The extent of how binding ECHR is has been under scrutiny by EU countries. Austria, Belgium, the Czech Republic, Denmark, Estonia, Italy, Latvia, Lithuania and Poland signed a joint letter calling for “a new and open-minded conversation about the interpretation of the European Convention on Human Rights.” The May 22 letter, which particularly centered on immigration laws, also criticized the extconcludeed reach of the ECHR.
“We believe that the development in the court’s interpretation has, in some cases, limited our ability to create political decisions in our own democracies,” the letter declared.
Böllmann warned of such overreach affecting innocent lives.

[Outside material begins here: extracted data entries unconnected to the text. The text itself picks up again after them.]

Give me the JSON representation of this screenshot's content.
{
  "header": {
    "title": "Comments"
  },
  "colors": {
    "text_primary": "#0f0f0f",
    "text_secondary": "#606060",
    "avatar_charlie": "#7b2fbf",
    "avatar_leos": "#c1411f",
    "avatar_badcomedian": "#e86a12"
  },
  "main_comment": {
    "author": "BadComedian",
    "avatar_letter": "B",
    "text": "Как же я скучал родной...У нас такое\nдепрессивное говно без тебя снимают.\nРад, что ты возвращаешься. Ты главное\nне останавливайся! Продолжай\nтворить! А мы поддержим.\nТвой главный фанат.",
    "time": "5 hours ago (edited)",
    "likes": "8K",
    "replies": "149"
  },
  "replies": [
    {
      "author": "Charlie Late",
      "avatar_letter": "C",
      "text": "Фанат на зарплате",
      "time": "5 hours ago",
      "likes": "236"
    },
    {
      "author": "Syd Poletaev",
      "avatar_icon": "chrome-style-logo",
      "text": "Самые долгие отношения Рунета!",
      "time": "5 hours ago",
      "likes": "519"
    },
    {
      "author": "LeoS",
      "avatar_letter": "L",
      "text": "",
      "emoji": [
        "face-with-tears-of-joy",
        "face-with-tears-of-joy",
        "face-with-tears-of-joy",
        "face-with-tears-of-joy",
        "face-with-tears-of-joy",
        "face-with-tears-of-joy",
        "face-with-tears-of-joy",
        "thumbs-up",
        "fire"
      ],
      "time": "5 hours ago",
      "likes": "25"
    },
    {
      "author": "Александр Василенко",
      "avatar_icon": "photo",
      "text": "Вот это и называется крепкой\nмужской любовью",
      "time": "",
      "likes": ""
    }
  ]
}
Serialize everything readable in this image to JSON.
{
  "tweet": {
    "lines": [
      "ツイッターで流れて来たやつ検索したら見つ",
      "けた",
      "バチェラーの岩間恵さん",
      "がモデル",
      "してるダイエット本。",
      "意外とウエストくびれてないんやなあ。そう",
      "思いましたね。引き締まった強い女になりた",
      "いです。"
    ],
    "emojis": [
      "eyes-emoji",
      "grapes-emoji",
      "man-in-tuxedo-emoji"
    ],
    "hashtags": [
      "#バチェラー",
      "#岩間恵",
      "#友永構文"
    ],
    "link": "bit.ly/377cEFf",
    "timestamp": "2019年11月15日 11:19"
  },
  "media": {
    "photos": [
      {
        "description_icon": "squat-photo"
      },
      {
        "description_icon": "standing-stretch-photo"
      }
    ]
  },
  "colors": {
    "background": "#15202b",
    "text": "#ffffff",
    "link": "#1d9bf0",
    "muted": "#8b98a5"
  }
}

“This judgment sconcludes a troubling signal that the Court is again willing to overstep its role. The Court should return to its original mission of protecting genuine human rights, not inventing false ones,” Böllmann declared.
The ECHR is an international human rights treaty between 46 countries. It was created to protect fundamental rights following World War II and the Holocaust.
“The European Court should uphold, not undermine, the fundamental right to life,” Böllmann declared, “and this ruling severely undermines the right to life of the disabled unborn. No baby should suffer life-concludeing discrimination in the womb.”